When I was 19 I worked for a temp agency. They sent me to an industrial lumbar yard where I spent 3 days loading boxcars with 2x4s. A fork truck brought a pallet of 2x4s up to the boxcar and we stood inside moving and stacking the boards all day. Bend down, pick up some boards, carry them in and bend down again to stack them. Repeat. All day. The first time I've ever paid attention to the 15 minute break schedule thing.
I was a telephone operator. I'm sure that (when it was quiet) at least half of us were asleep sitting up.

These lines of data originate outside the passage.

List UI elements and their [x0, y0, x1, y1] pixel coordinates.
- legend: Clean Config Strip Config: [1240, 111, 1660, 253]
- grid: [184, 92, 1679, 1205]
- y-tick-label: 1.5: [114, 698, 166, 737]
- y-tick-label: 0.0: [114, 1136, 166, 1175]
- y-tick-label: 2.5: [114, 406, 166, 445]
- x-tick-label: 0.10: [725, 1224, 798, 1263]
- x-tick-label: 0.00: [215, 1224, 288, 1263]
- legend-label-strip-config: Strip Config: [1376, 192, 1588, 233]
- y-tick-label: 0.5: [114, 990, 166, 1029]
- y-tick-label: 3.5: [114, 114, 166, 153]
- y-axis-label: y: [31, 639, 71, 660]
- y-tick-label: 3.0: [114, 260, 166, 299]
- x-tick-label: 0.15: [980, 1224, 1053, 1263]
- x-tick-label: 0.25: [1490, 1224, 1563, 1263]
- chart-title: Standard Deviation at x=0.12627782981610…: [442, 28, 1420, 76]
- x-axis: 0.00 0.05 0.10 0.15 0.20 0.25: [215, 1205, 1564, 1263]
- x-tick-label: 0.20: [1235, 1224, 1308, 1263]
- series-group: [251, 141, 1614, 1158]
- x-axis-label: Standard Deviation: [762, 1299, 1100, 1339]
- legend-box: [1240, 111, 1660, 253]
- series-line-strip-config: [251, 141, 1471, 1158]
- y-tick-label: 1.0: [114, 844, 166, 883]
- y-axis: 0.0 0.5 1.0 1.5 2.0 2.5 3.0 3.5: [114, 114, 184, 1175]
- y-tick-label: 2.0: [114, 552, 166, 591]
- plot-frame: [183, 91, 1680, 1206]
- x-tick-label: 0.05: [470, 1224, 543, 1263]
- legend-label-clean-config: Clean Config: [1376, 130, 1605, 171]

That would probably have to be in 1988 when I was the "Bottle Boy" at a Thriftway grocery store. This was well before any kind of machine being invented to help people count their own. I was the machine and every time someone came in to redeem the 5 cent deposit, I was called over the intercom and had to run up to the front of the store from the back where I was most likely flattening cardboard or stocking coolers. Now, if these bottles and cans were washed by the customers prior to having them redeemed, that would be one thing, and a miracle, because it was never done. I mean, really, why would you? But, that meant I handled (without gloves, somehow also not commonly used back in 1988) the most vile, filthy, slimey, gooey, greasy, stinky and foul cans and bottles you can possibly imagine. Many had chew spit in them, or piss, or other bodily fluids which invariably came gushing out all over me when I least expected it. By the end of my shift I felt and smelled like I'd spent 8 hours in the bottom of a trash dumpster. Worst job ever.